La scelta di questi particolari nasce soprattutto da un’attrazione estetica, da quel richiamo visivo, anche istintivo, che mi ha spinto a tornare più volte sulle immagini della performance Action Discours mou et mat, fino a trovare quella in grado di aprire, come uno strappo, uno spazio che si concede alla riflessione: un’immagine che, estrapolata dal suo contesto originario — il catalogo della mostra — conduce il lettore in una dimensione altra: nuova, incompleta, straniante, dove il senso si svela solo nella sua assenza.

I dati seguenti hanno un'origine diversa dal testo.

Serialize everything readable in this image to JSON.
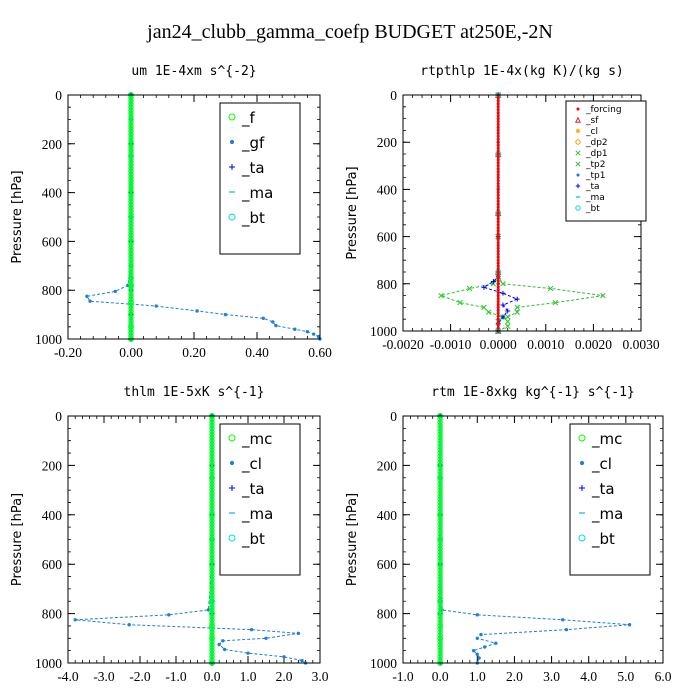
{
  "title": "jan24_clubb_gamma_coefp  BUDGET at250E,-2N",
  "chart_data": [
    {
      "type": "line",
      "title": "um   1E-4xm s^{-2}",
      "ylabel": "Pressure [hPa]",
      "xlim": [
        -0.2,
        0.6
      ],
      "ylim": [
        1000,
        0
      ],
      "xticks": [
        "-0.20",
        "0.00",
        "0.20",
        "0.40",
        "0.60"
      ],
      "xtick_values": [
        -0.2,
        0.0,
        0.2,
        0.4,
        0.6
      ],
      "yticks": [
        "0",
        "200",
        "400",
        "600",
        "800",
        "1000"
      ],
      "ytick_values": [
        0,
        200,
        400,
        600,
        800,
        1000
      ],
      "legend_style": "big",
      "series": [
        {
          "name": "_f",
          "color": "#00ff00",
          "marker": "circle",
          "x": [
            0.0,
            0.0,
            0.0,
            0.0,
            0.0,
            0.0,
            0.0,
            0.0,
            0.0
          ],
          "y": [
            0,
            200,
            400,
            600,
            780,
            850,
            900,
            950,
            1000
          ]
        },
        {
          "name": "_gf",
          "color": "#1e7fd8",
          "marker": "dot",
          "x": [
            0.0,
            0.0,
            0.002,
            0.002,
            0.001,
            0.0,
            -0.01,
            -0.05,
            -0.14,
            -0.13,
            0.08,
            0.21,
            0.3,
            0.42,
            0.45,
            0.46,
            0.52,
            0.56,
            0.58,
            0.595,
            0.6
          ],
          "y": [
            0,
            100,
            200,
            400,
            600,
            700,
            780,
            805,
            825,
            845,
            865,
            885,
            900,
            915,
            930,
            945,
            960,
            970,
            980,
            990,
            1000
          ]
        },
        {
          "name": "_ta",
          "color": "#0000ff",
          "marker": "plus",
          "x": [
            0.0,
            0.0,
            0.0,
            0.0,
            0.0,
            0.0,
            0.0
          ],
          "y": [
            0,
            200,
            400,
            600,
            800,
            900,
            1000
          ]
        },
        {
          "name": "_ma",
          "color": "#00b8e8",
          "marker": "dash",
          "x": [
            0.0,
            0.0,
            0.0,
            0.0,
            0.0
          ],
          "y": [
            0,
            250,
            500,
            750,
            1000
          ]
        },
        {
          "name": "_bt",
          "color": "#00dddd",
          "marker": "circle",
          "x": [
            0.0,
            0.0,
            0.0,
            0.0,
            0.0
          ],
          "y": [
            0,
            250,
            500,
            750,
            1000
          ]
        }
      ]
    },
    {
      "type": "line",
      "title": "rtpthlp   1E-4x(kg K)/(kg s)",
      "ylabel": "Pressure [hPa]",
      "xlim": [
        -0.002,
        0.003
      ],
      "ylim": [
        1000,
        0
      ],
      "xticks": [
        "-0.0020",
        "-0.0010",
        "0.0000",
        "0.0010",
        "0.0020",
        "0.0030"
      ],
      "xtick_values": [
        -0.002,
        -0.001,
        0.0,
        0.001,
        0.002,
        0.003
      ],
      "yticks": [
        "0",
        "200",
        "400",
        "600",
        "800",
        "1000"
      ],
      "ytick_values": [
        0,
        200,
        400,
        600,
        800,
        1000
      ],
      "legend_style": "small",
      "series": [
        {
          "name": "_forcing",
          "color": "#ff0000",
          "marker": "dot",
          "x": [
            0.0,
            0.0,
            0.0,
            0.0,
            0.0
          ],
          "y": [
            0,
            250,
            500,
            750,
            1000
          ]
        },
        {
          "name": "_sf",
          "color": "#e02020",
          "marker": "tri",
          "x": [
            0.0,
            0.0,
            0.0,
            0.0,
            0.0
          ],
          "y": [
            0,
            250,
            500,
            750,
            1000
          ]
        },
        {
          "name": "_cl",
          "color": "#ffaa00",
          "marker": "star",
          "x": [
            0.0,
            0.0,
            0.0,
            0.0,
            0.0
          ],
          "y": [
            0,
            250,
            500,
            750,
            1000
          ]
        },
        {
          "name": "_dp2",
          "color": "#ff9900",
          "marker": "circle",
          "x": [
            0.0,
            0.0,
            0.0,
            0.0,
            0.0
          ],
          "y": [
            0,
            250,
            500,
            750,
            1000
          ]
        },
        {
          "name": "_dp1",
          "color": "#22cc22",
          "marker": "x",
          "x": [
            0.0,
            0.0,
            0.0,
            -0.0001,
            -0.0006,
            -0.0012,
            -0.0008,
            -0.0003,
            -0.0002,
            0.0001,
            0.0002,
            0.0002,
            0.0
          ],
          "y": [
            0,
            600,
            770,
            800,
            820,
            850,
            880,
            900,
            920,
            940,
            960,
            980,
            1000
          ]
        },
        {
          "name": "_tp2",
          "color": "#33bb33",
          "marker": "x",
          "x": [
            0.0,
            0.0,
            0.0,
            0.0001,
            0.0011,
            0.0022,
            0.0012,
            0.0004,
            0.0004,
            0.0002,
            0.0,
            0.0
          ],
          "y": [
            0,
            600,
            770,
            800,
            820,
            850,
            880,
            900,
            920,
            940,
            960,
            1000
          ]
        },
        {
          "name": "_tp1",
          "color": "#1e7fd8",
          "marker": "dot",
          "x": [
            0.0,
            0.0,
            0.0,
            0.0,
            0.0,
            0.0
          ],
          "y": [
            0,
            200,
            400,
            600,
            800,
            1000
          ]
        },
        {
          "name": "_ta",
          "color": "#0000ff",
          "marker": "plus",
          "x": [
            0.0,
            0.0,
            0.0,
            -0.0001,
            -0.0003,
            0.0001,
            0.0004,
            0.0001,
            0.0002,
            0.0001,
            0.0,
            0.0
          ],
          "y": [
            0,
            600,
            770,
            790,
            815,
            840,
            865,
            890,
            915,
            940,
            970,
            1000
          ]
        },
        {
          "name": "_ma",
          "color": "#00b8e8",
          "marker": "dash",
          "x": [
            0.0,
            0.0,
            0.0,
            0.0,
            0.0
          ],
          "y": [
            0,
            250,
            500,
            750,
            1000
          ]
        },
        {
          "name": "_bt",
          "color": "#00dddd",
          "marker": "circle",
          "x": [
            0.0,
            0.0,
            0.0,
            0.0,
            0.0
          ],
          "y": [
            0,
            250,
            500,
            750,
            1000
          ]
        }
      ]
    },
    {
      "type": "line",
      "title": "thlm   1E-5xK s^{-1}",
      "ylabel": "Pressure [hPa]",
      "xlim": [
        -4.0,
        3.0
      ],
      "ylim": [
        1000,
        0
      ],
      "xticks": [
        "-4.0",
        "-3.0",
        "-2.0",
        "-1.0",
        "0.0",
        "1.0",
        "2.0",
        "3.0"
      ],
      "xtick_values": [
        -4,
        -3,
        -2,
        -1,
        0,
        1,
        2,
        3
      ],
      "yticks": [
        "0",
        "200",
        "400",
        "600",
        "800",
        "1000"
      ],
      "ytick_values": [
        0,
        200,
        400,
        600,
        800,
        1000
      ],
      "legend_style": "big",
      "series": [
        {
          "name": "_mc",
          "color": "#00ff00",
          "marker": "circle",
          "x": [
            0.0,
            0.0,
            0.0,
            0.0,
            0.0,
            0.0,
            0.0,
            0.0
          ],
          "y": [
            0,
            200,
            400,
            600,
            800,
            850,
            900,
            1000
          ]
        },
        {
          "name": "_cl",
          "color": "#1e7fd8",
          "marker": "dot",
          "x": [
            0.0,
            0.0,
            0.0,
            -0.1,
            -1.2,
            -3.8,
            -2.3,
            1.1,
            2.4,
            1.5,
            0.3,
            0.2,
            0.35,
            1.0,
            2.0,
            2.5,
            2.6
          ],
          "y": [
            0,
            200,
            600,
            785,
            805,
            825,
            845,
            865,
            880,
            900,
            910,
            925,
            945,
            960,
            975,
            990,
            1000
          ]
        },
        {
          "name": "_ta",
          "color": "#0000ff",
          "marker": "plus",
          "x": [
            0.0,
            0.0,
            0.0,
            0.0,
            0.0,
            0.0
          ],
          "y": [
            0,
            200,
            400,
            600,
            800,
            1000
          ]
        },
        {
          "name": "_ma",
          "color": "#00b8e8",
          "marker": "dash",
          "x": [
            0.0,
            0.0,
            0.0,
            0.0,
            0.0
          ],
          "y": [
            0,
            250,
            500,
            750,
            1000
          ]
        },
        {
          "name": "_bt",
          "color": "#00dddd",
          "marker": "circle",
          "x": [
            0.0,
            0.0,
            0.0,
            0.0,
            0.0
          ],
          "y": [
            0,
            250,
            500,
            750,
            1000
          ]
        }
      ]
    },
    {
      "type": "line",
      "title": "rtm   1E-8xkg kg^{-1} s^{-1}",
      "ylabel": "Pressure [hPa]",
      "xlim": [
        -1.0,
        6.0
      ],
      "ylim": [
        1000,
        0
      ],
      "xticks": [
        "-1.0",
        "0.0",
        "1.0",
        "2.0",
        "3.0",
        "4.0",
        "5.0",
        "6.0"
      ],
      "xtick_values": [
        -1,
        0,
        1,
        2,
        3,
        4,
        5,
        6
      ],
      "yticks": [
        "0",
        "200",
        "400",
        "600",
        "800",
        "1000"
      ],
      "ytick_values": [
        0,
        200,
        400,
        600,
        800,
        1000
      ],
      "legend_style": "big",
      "series": [
        {
          "name": "_mc",
          "color": "#00ff00",
          "marker": "circle",
          "x": [
            0.0,
            0.0,
            0.0,
            0.0,
            0.0,
            0.0,
            0.0,
            0.0
          ],
          "y": [
            0,
            200,
            400,
            600,
            800,
            850,
            900,
            1000
          ]
        },
        {
          "name": "_cl",
          "color": "#1e7fd8",
          "marker": "dot",
          "x": [
            0.0,
            0.0,
            0.0,
            0.05,
            1.0,
            3.3,
            5.1,
            3.4,
            1.1,
            1.0,
            1.5,
            1.2,
            0.9,
            1.0,
            1.05,
            1.0
          ],
          "y": [
            0,
            200,
            600,
            785,
            805,
            825,
            845,
            865,
            885,
            900,
            920,
            935,
            950,
            965,
            980,
            1000
          ]
        },
        {
          "name": "_ta",
          "color": "#0000ff",
          "marker": "plus",
          "x": [
            0.0,
            0.0,
            0.0,
            0.0,
            0.0,
            0.0
          ],
          "y": [
            0,
            200,
            400,
            600,
            800,
            1000
          ]
        },
        {
          "name": "_ma",
          "color": "#00b8e8",
          "marker": "dash",
          "x": [
            0.0,
            0.0,
            0.0,
            0.0,
            0.0
          ],
          "y": [
            0,
            250,
            500,
            750,
            1000
          ]
        },
        {
          "name": "_bt",
          "color": "#00dddd",
          "marker": "circle",
          "x": [
            0.0,
            0.0,
            0.0,
            0.0,
            0.0
          ],
          "y": [
            0,
            250,
            500,
            750,
            1000
          ]
        }
      ]
    }
  ]
}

L’assenza del resto della fotografia ci conduce verso nuove modalità di lettura dell’immagine, che interroga ciò che lo sguardo non coglie a prima vista e che, per questo, può solo essere immaginato. Oppure, al contrario, costringe lo sguardo a soffermarsi nello spazio in cui la fotografia incontra le tracce dello strappo attuato sulle pagine. Uno strappo che richiama alla mente una ferita aperta, il sangue, la memoria del gesto di Gina Pane. Ecco quale vuole essere il mio obiettivo: richiamare l’attenzione su parole, quelle dell’artista, che appartengono a un passato, riportandole alla voce del presente.

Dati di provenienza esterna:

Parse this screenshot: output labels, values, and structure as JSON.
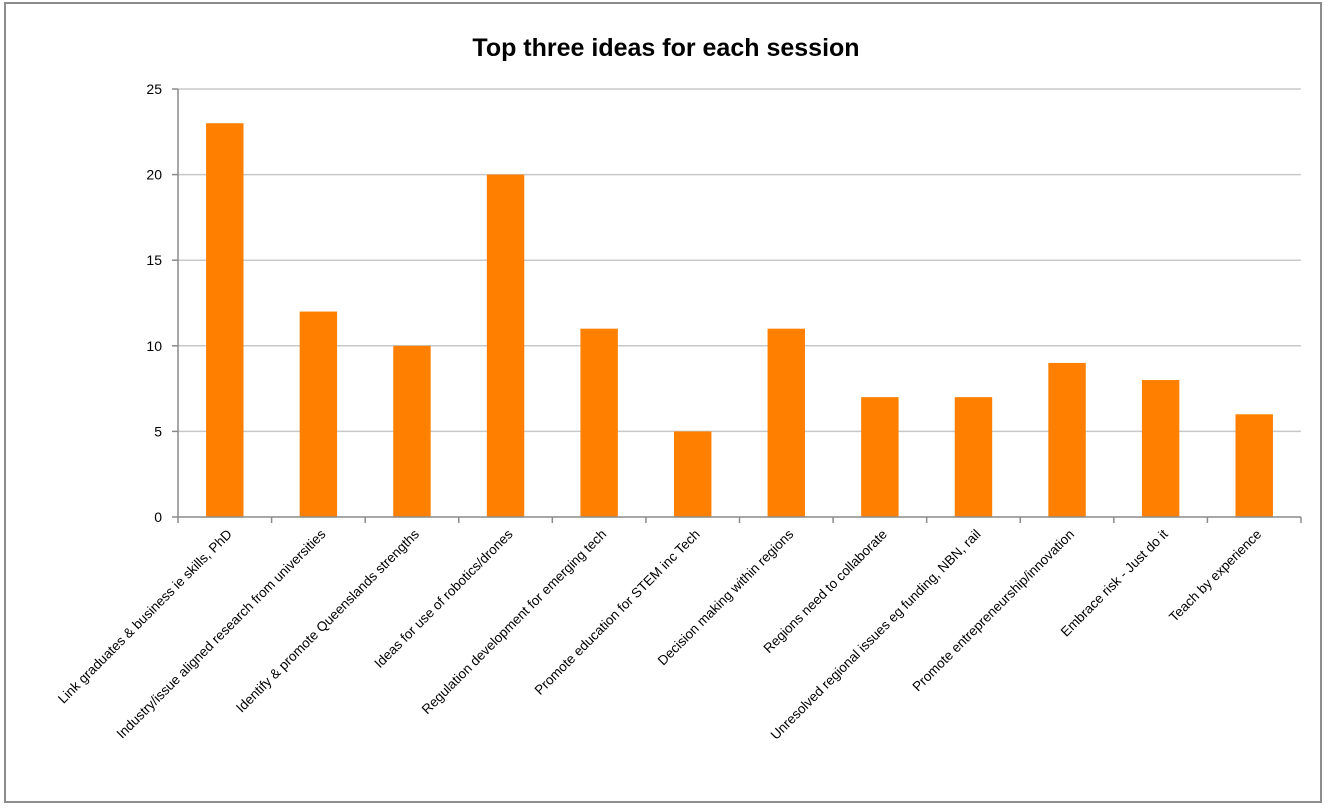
{
  "chart_data": {
    "type": "bar",
    "title": "Top three ideas for each session",
    "xlabel": "",
    "ylabel": "",
    "ylim": [
      0,
      25
    ],
    "yticks": [
      "0",
      "5",
      "10",
      "15",
      "20",
      "25"
    ],
    "grid": true,
    "legend": "none",
    "bar_color": "#ff8000",
    "categories": [
      "Link graduates & business ie skills, PhD",
      "Industry/issue aligned research from universities",
      "Identify & promote Queenslands strengths",
      "Ideas for use of robotics/drones",
      "Regulation development for emerging tech",
      "Promote education for STEM inc Tech",
      "Decision making within regions",
      "Regions need to collaborate",
      "Unresolved regional issues eg funding, NBN, rail",
      "Promote entrepreneurship/innovation",
      "Embrace risk - Just do it",
      "Teach by experience"
    ],
    "values": [
      23,
      12,
      10,
      20,
      11,
      5,
      11,
      7,
      7,
      9,
      8,
      6
    ]
  }
}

Pagina 126: zoom, fotografia. Questa pagina presenta un dettaglio fotografico della performance dell’artista Gina Pane, dal titolo Azione Laure, realizzata presso la Galerie Isy Brachot a Bruxelles il 28 aprile del 1977, fotografata da Françoise Masson. Anche questa fotografia proviene dal catalogo della mostra Gina Pane (1939-1990). È per amore vostro: l’altro.
Questo zoom, adesso, raffigura delle dita. Uno di questi, protetto da un ditale, stringe con una certa decisione uno spillo: lo tiene saldo, spinto dalla forza della mano, pronta a guidarlo con una certa precisione chirurgica verso un altro dito che attende l’azione. Il polpastrello quasi si offre, consapevole in qualche modo di ciò che sta per accadere. È un piccolo gesto corporeo, ma carico di tensione: un incontro tra protezione e vulnerabilità, tra volontà e possibile dolore.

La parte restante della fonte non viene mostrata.